Groundhogs. I hate them. Don’t bother telling me they are cute. I have them at church and in my backyard, and they are destructive beasts. I have witnessed the efforts to rid the church of them, including an undisclosed person in camo staging a surprise raid. They persist.
So there has been some tough talk around ridding both yards of groundhogs. If they all died tomorrow, I would not mourn. Who are their natural predators? I had better never see one face to face. They would be sorry!
So of course, the other day a groundhog ran right out in front of my car when I was going the legal speed limit, making it hard to miss. For a split second the animal’s life hung in the balance.
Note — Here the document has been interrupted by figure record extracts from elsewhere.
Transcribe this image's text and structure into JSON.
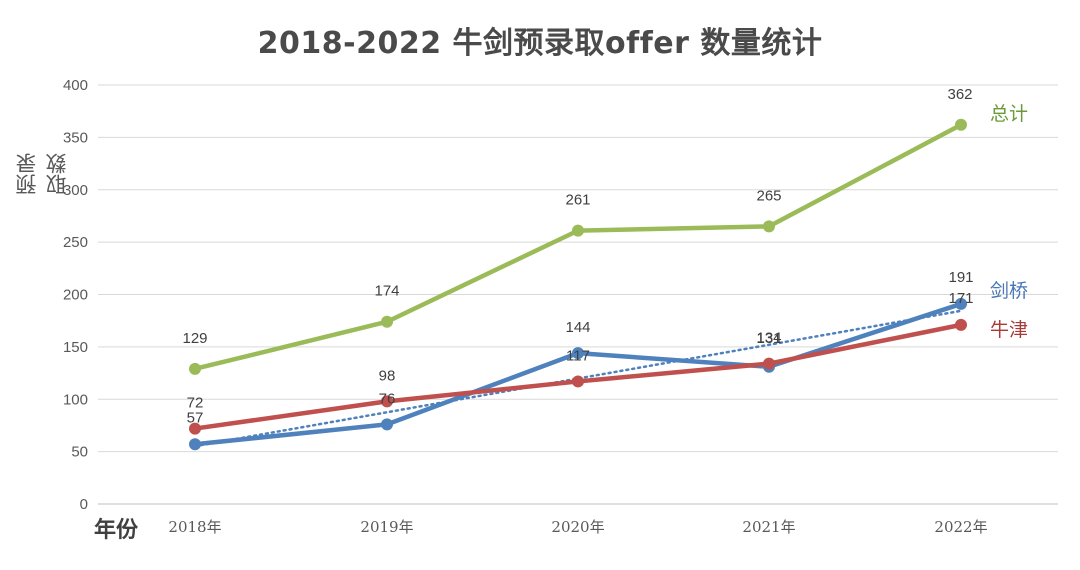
{
  "chart_data": {
    "type": "line",
    "title": "2018-2022 牛剑预录取offer 数量统计",
    "ylabel": "预录取数",
    "xlabel": "年份",
    "categories": [
      "2018年",
      "2019年",
      "2020年",
      "2021年",
      "2022年"
    ],
    "ylim": [
      0,
      400
    ],
    "yticks": [
      0,
      50,
      100,
      150,
      200,
      250,
      300,
      350,
      400
    ],
    "grid": true,
    "series": [
      {
        "name": "总计",
        "color": "#9bbb59",
        "values": [
          129,
          174,
          261,
          265,
          362
        ]
      },
      {
        "name": "剑桥",
        "color": "#4f81bd",
        "values": [
          57,
          76,
          144,
          131,
          191
        ]
      },
      {
        "name": "牛津",
        "color": "#c0504d",
        "values": [
          72,
          98,
          117,
          134,
          171
        ]
      }
    ],
    "trendline": {
      "series": "剑桥",
      "style": "dotted",
      "color": "#4f81bd"
    }
  }
}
But not because of me. I slammed on the brakes, and amazingly did not hit it.
Immediately I thought, some tough talker you are. And I spent some time realizing the violence that finds its way into my words. I would never kill an animal on purpose, but I talk like it. So I am resolved to change that. To say what I mean, to be careful of the words I use, and not to engage in violent language even when I am angry. I need to be reminded of that regularly.
We use violent language because it makes us feel powerful. It is saturated in our daily lives, in the news we consume and the programs we watch. So much of what we say we don’t even think about or reflect on. As a Christian I want to be more aware and more intentional.
In a broader sense I was thinking how hard it is to live in peace with nature. I want to be a good steward of the environment, and I work hard on that. I keep some of my back yard untended so that wildlife can find a refuge. I am careful about what I consume and how it affects the environment. But I realize I want the wildlife that I want, and not groundhogs, rodents or mosquitos.
It is a discipline to live in peace with God’s creation, and we all need to pray more about that, how we live into that. I will never love groundhogs. Ever. But they are my neighbor, and as long as that lasts I have to be at peace with that.